GCC market poised for 2013 rebound

06 December 2012

The region will offer opportunities for equipment suppliers and is set to outperform other global markets

There is no doubt that the region’s construction industry has endured a difficult few years since the regional property collapse started in late 2008.

Billions of dollar-worth of projects have been cancelled or put on hold, thousands of people have lost their jobs, and construction companies have gone bust. Further down the supply chain, it has also not been easy for equipment suppliers as their customers downsize and cut costs.

While this may have seemed like a catastrophe for the smaller local equipment suppliers, for the big international players, the performance of the market was still robust when compared to other regions, notably Europe. Projects in the oil and gas sector, which were awarded to contractors in 2009 when construction costs were at record lows, still required large volumes of equipment, as did government-funded infrastructure schemes.

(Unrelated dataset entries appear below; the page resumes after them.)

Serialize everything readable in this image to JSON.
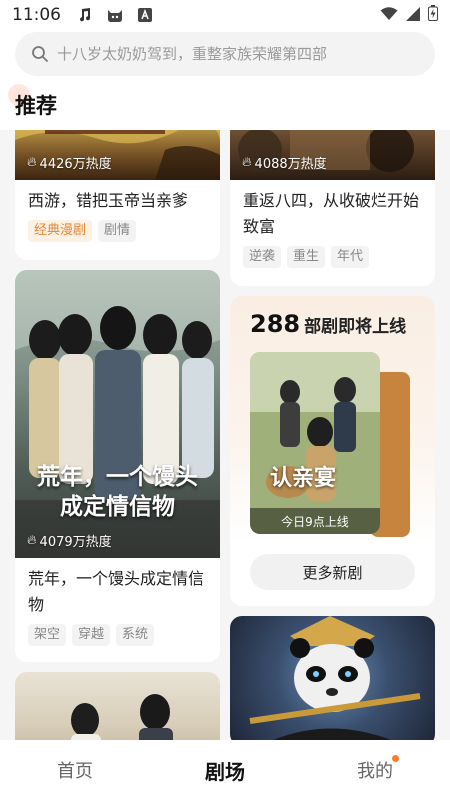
{
  "status_bar": {
    "time": "11:06",
    "left_icons": [
      "music-icon",
      "cat-app-icon",
      "a-app-icon"
    ],
    "right_icons": [
      "wifi-icon",
      "signal-icon",
      "battery-icon"
    ]
  },
  "search": {
    "placeholder": "十八岁太奶奶驾到，重整家族荣耀第四部"
  },
  "section": {
    "title": "推荐"
  },
  "cards": [
    {
      "heat": "4426万热度",
      "title": "西游，错把玉帝当亲爹",
      "tags": [
        {
          "label": "经典漫剧",
          "highlight": true
        },
        {
          "label": "剧情",
          "highlight": false
        }
      ]
    },
    {
      "heat": "4088万热度",
      "title": "重返八四，从收破烂开始致富",
      "tags": [
        {
          "label": "逆袭",
          "highlight": false
        },
        {
          "label": "重生",
          "highlight": false
        },
        {
          "label": "年代",
          "highlight": false
        }
      ]
    },
    {
      "poster_text_line1": "荒年，一个馒头",
      "poster_text_line2": "成定情信物",
      "heat": "4079万热度",
      "title": "荒年，一个馒头成定情信物",
      "tags": [
        {
          "label": "架空",
          "highlight": false
        },
        {
          "label": "穿越",
          "highlight": false
        },
        {
          "label": "系统",
          "highlight": false
        }
      ]
    }
  ],
  "upcoming": {
    "count": "288",
    "label": "部剧即将上线",
    "poster_title": "认亲宴",
    "release": "今日9点上线",
    "more_button": "更多新剧"
  },
  "bottom_nav": {
    "items": [
      {
        "label": "首页",
        "active": false
      },
      {
        "label": "剧场",
        "active": true
      },
      {
        "label": "我的",
        "active": false,
        "badge": true
      }
    ]
  },
  "colors": {
    "accent_orange": "#e0883a",
    "badge_dot": "#ff7a2f",
    "background": "#f5f5f5"
  }
}
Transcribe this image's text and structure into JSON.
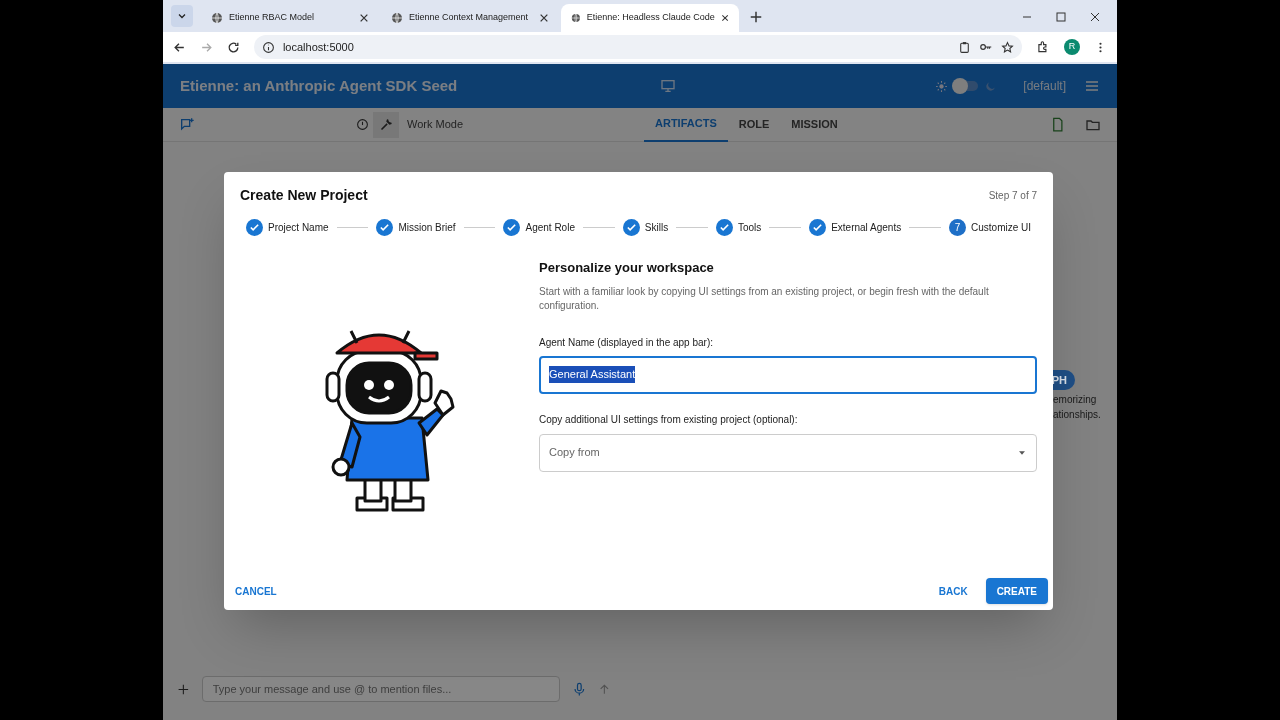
{
  "browser": {
    "tabs": [
      {
        "title": "Etienne RBAC Model",
        "selected": false
      },
      {
        "title": "Etienne Context Management",
        "selected": false
      },
      {
        "title": "Etienne: Headless Claude Code",
        "selected": true
      }
    ],
    "url": "localhost:5000",
    "profile_initial": "R"
  },
  "app_bar": {
    "title": "Etienne: an Anthropic Agent SDK Seed",
    "dark_mode": false,
    "project": "[default]"
  },
  "toolbar": {
    "mode_label": "Work Mode",
    "tabs": [
      {
        "label": "ARTIFACTS",
        "selected": true
      },
      {
        "label": "ROLE",
        "selected": false
      },
      {
        "label": "MISSION",
        "selected": false
      }
    ]
  },
  "background": {
    "badge": "PH",
    "lines": [
      "emorizing",
      "ationships."
    ]
  },
  "chat": {
    "placeholder": "Type your message and use @ to mention files..."
  },
  "dialog": {
    "title": "Create New Project",
    "step_counter": "Step 7 of 7",
    "steps": [
      {
        "label": "Project Name",
        "completed": true
      },
      {
        "label": "Mission Brief",
        "completed": true
      },
      {
        "label": "Agent Role",
        "completed": true
      },
      {
        "label": "Skills",
        "completed": true
      },
      {
        "label": "Tools",
        "completed": true
      },
      {
        "label": "External Agents",
        "completed": true
      },
      {
        "label": "Customize UI",
        "completed": false,
        "number": "7"
      }
    ],
    "heading": "Personalize your workspace",
    "description": "Start with a familiar look by copying UI settings from an existing project, or begin fresh with the default configuration.",
    "agent_name": {
      "label": "Agent Name (displayed in the app bar):",
      "value": "General Assistant",
      "focused": true,
      "text_selected": true
    },
    "copy_from": {
      "label": "Copy additional UI settings from existing project (optional):",
      "placeholder": "Copy from"
    },
    "buttons": {
      "cancel": "CANCEL",
      "back": "BACK",
      "create": "CREATE"
    }
  }
}
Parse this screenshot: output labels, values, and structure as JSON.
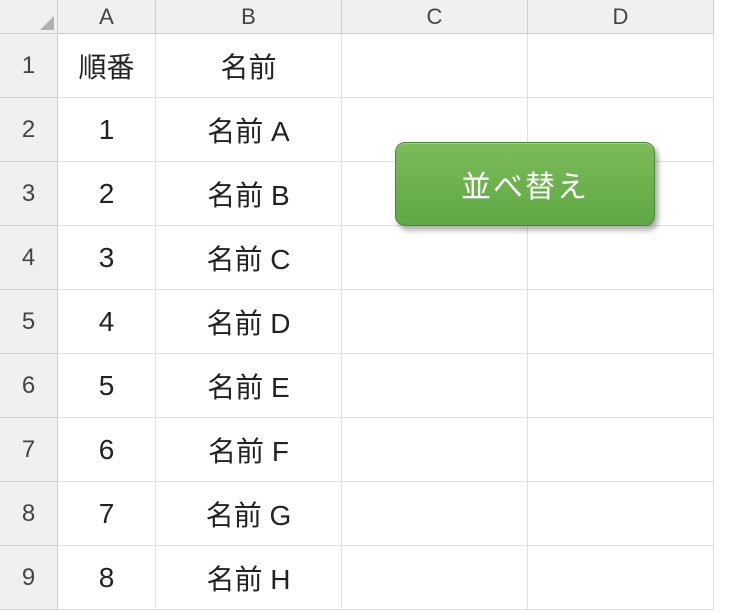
{
  "columns": [
    "A",
    "B",
    "C",
    "D"
  ],
  "rows": [
    "1",
    "2",
    "3",
    "4",
    "5",
    "6",
    "7",
    "8",
    "9"
  ],
  "headers": {
    "col_a": "順番",
    "col_b": "名前"
  },
  "data": [
    {
      "num": "1",
      "name": "名前 A"
    },
    {
      "num": "2",
      "name": "名前 B"
    },
    {
      "num": "3",
      "name": "名前 C"
    },
    {
      "num": "4",
      "name": "名前 D"
    },
    {
      "num": "5",
      "name": "名前 E"
    },
    {
      "num": "6",
      "name": "名前 F"
    },
    {
      "num": "7",
      "name": "名前 G"
    },
    {
      "num": "8",
      "name": "名前 H"
    }
  ],
  "button": {
    "sort_label": "並べ替え"
  }
}
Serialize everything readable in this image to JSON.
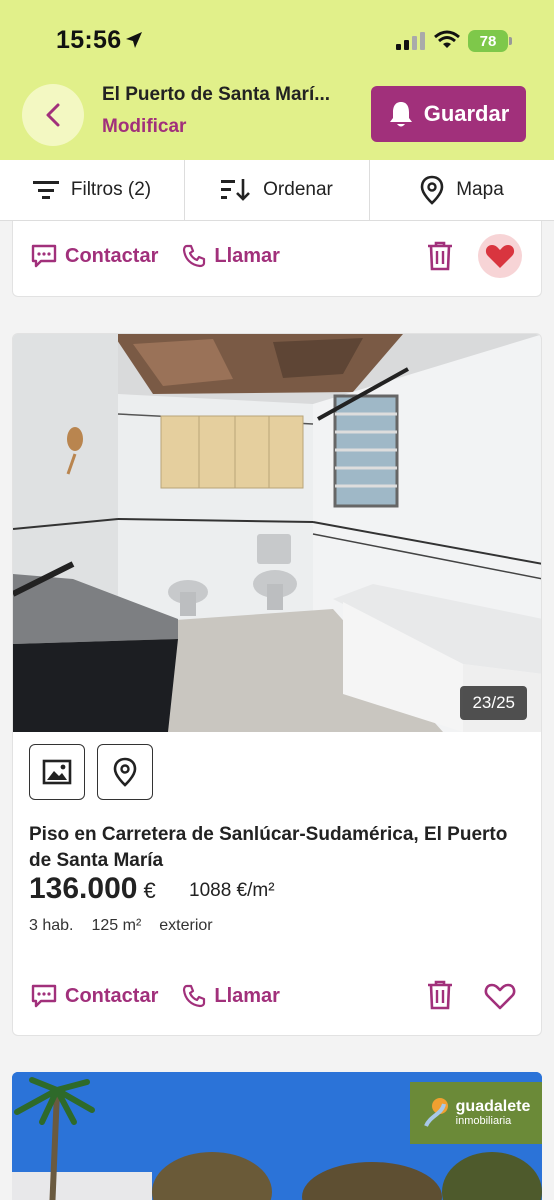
{
  "status_bar": {
    "time": "15:56",
    "battery": "78"
  },
  "header": {
    "location": "El Puerto de Santa Marí...",
    "modify_label": "Modificar",
    "save_label": "Guardar",
    "accent_color": "#a1307b",
    "header_color": "#e1f08a"
  },
  "toolbar": {
    "filters_label": "Filtros (2)",
    "sort_label": "Ordenar",
    "map_label": "Mapa"
  },
  "card_prev": {
    "contact_label": "Contactar",
    "call_label": "Llamar",
    "favorited": true
  },
  "listing": {
    "photo_counter": "23/25",
    "title": "Piso en Carretera de Sanlúcar-Sudamérica, El Puerto de Santa María",
    "price": "136.000",
    "currency": "€",
    "price_per_m2": "1088 €/m²",
    "features": [
      "3 hab.",
      "125 m²",
      "exterior"
    ],
    "contact_label": "Contactar",
    "call_label": "Llamar",
    "favorited": false
  },
  "next_listing": {
    "agency_name": "guadalete",
    "agency_sub": "inmobiliaria"
  }
}
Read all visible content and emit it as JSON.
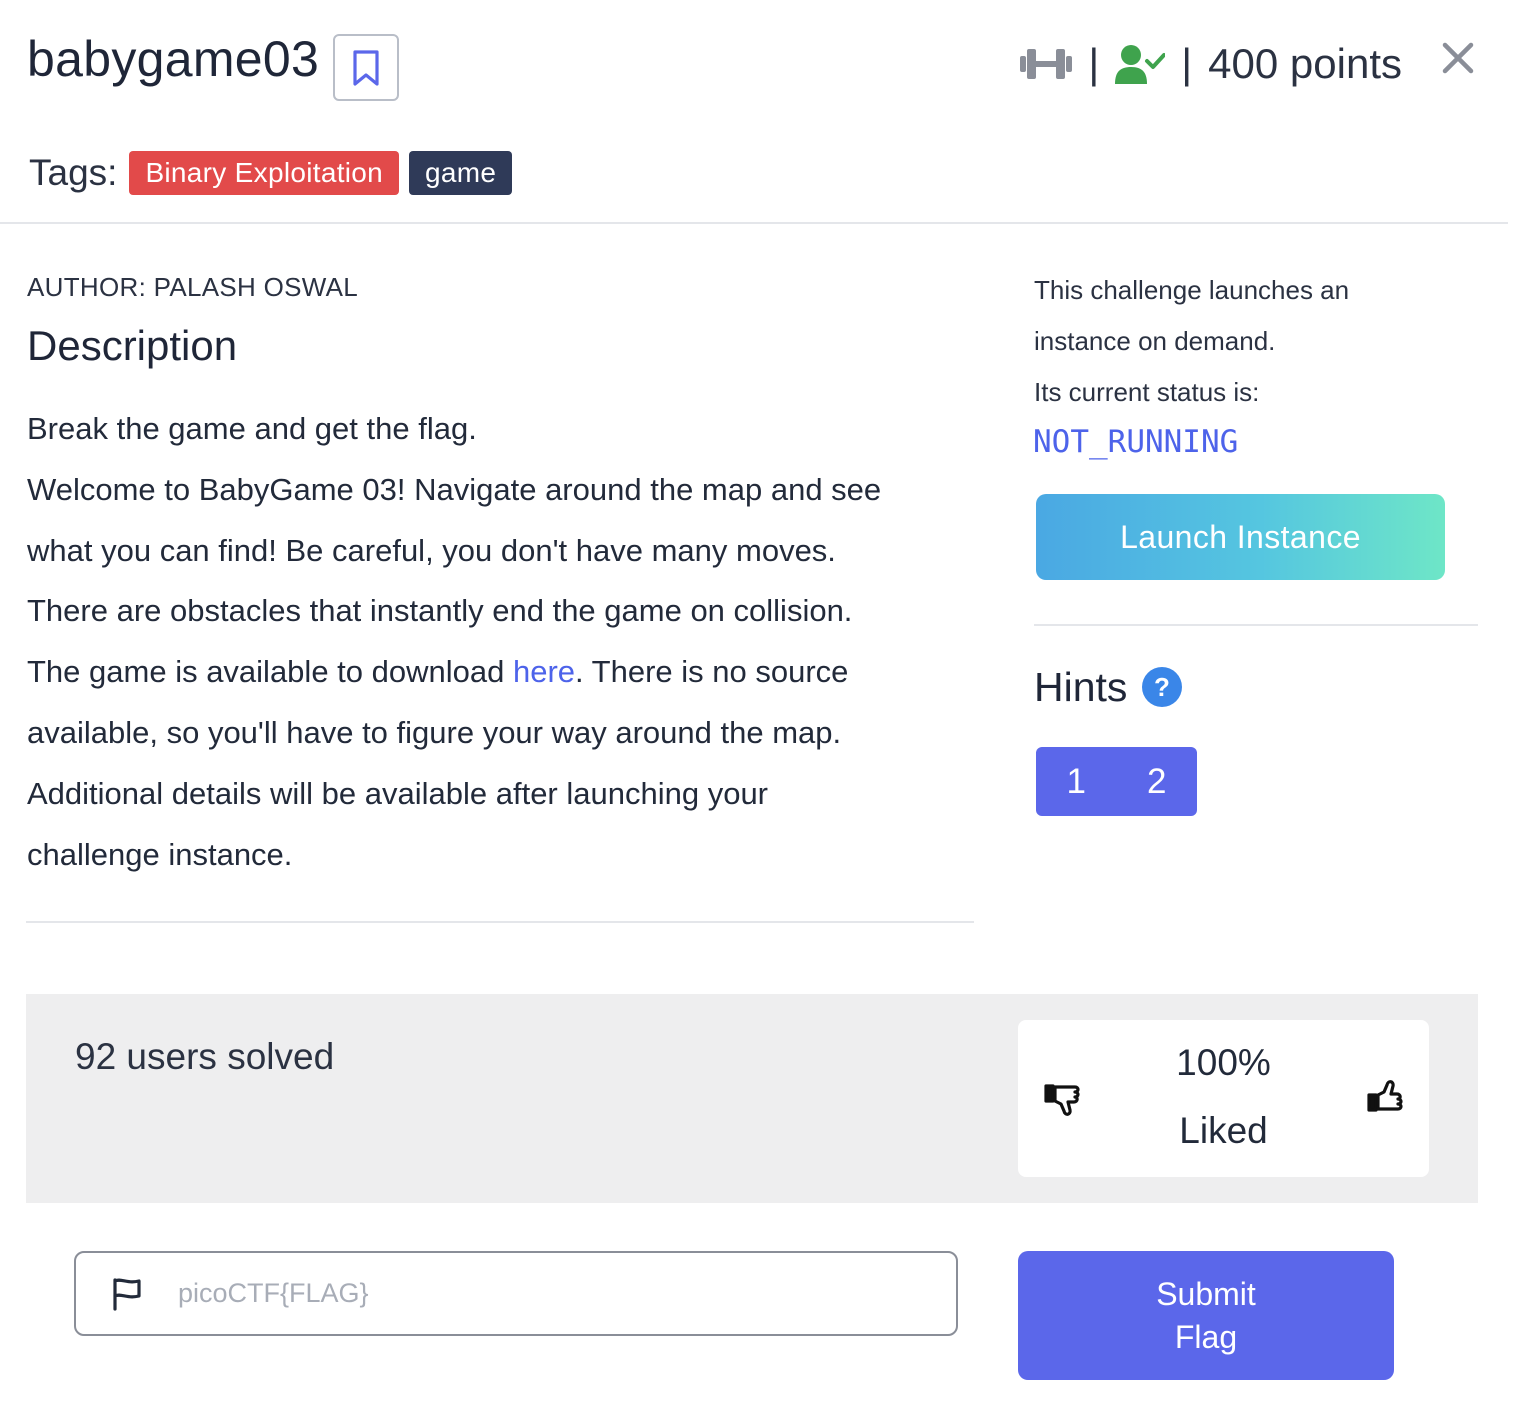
{
  "challenge": {
    "title": "babygame03",
    "points": "400 points",
    "separator": "|"
  },
  "tags": {
    "label": "Tags:",
    "items": [
      "Binary Exploitation",
      "game"
    ],
    "colors": [
      "#e24a4a",
      "#2f3a58"
    ]
  },
  "description": {
    "author": "AUTHOR: PALASH OSWAL",
    "heading": "Description",
    "line1": "Break the game and get the flag.",
    "line2": "Welcome to BabyGame 03! Navigate around the map and see",
    "line3": "what you can find! Be careful, you don't have many moves.",
    "line4": "There are obstacles that instantly end the game on collision.",
    "line5_before_link": "The game is available to download ",
    "link_text": "here",
    "line5_after_link": ". There is no source",
    "line6": "available, so you'll have to figure your way around the map.",
    "line7": "Additional details will be available after launching your",
    "line8": "challenge instance."
  },
  "instance": {
    "text_line1": "This challenge launches an",
    "text_line2": "instance on demand.",
    "text_line3": "Its current status is:",
    "status": "NOT_RUNNING",
    "launch_label": "Launch Instance"
  },
  "hints": {
    "heading": "Hints",
    "help_glyph": "?",
    "items": [
      "1",
      "2"
    ]
  },
  "stats": {
    "solved": "92 users solved",
    "liked_percent": "100%",
    "liked_label": "Liked"
  },
  "flag": {
    "placeholder": "picoCTF{FLAG}",
    "value": "",
    "submit_line1": "Submit",
    "submit_line2": "Flag"
  },
  "icons": {
    "difficulty": "dumbbell-icon",
    "solved_status": "user-check-icon",
    "close": "close-icon",
    "bookmark": "bookmark-icon",
    "thumb_down": "thumbs-down-icon",
    "thumb_up": "thumbs-up-icon",
    "flag": "flag-icon"
  },
  "colors": {
    "accent": "#5b67ea",
    "link": "#4d63ea",
    "solved_green": "#3fa34d",
    "muted_icon": "#8a8e98"
  }
}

Looking forward, the Middle East is expected to continue to be stronger than most other global markets. After a difficult 2012, cash flow across the GCC will increase by 29 per cent from $5.5bn in January to $7.1bn in December in 2013 according to MEED Cost Indices. The best performing market will be Qatar with 76 per cent growth, followed by the UAE, with 37 per cent and Saudi Arabia with 21 per cent.

If those forecasts can be met then the region will offer strong growth for equipment suppliers. If they are not, then the region will still outperform the majority of global markets.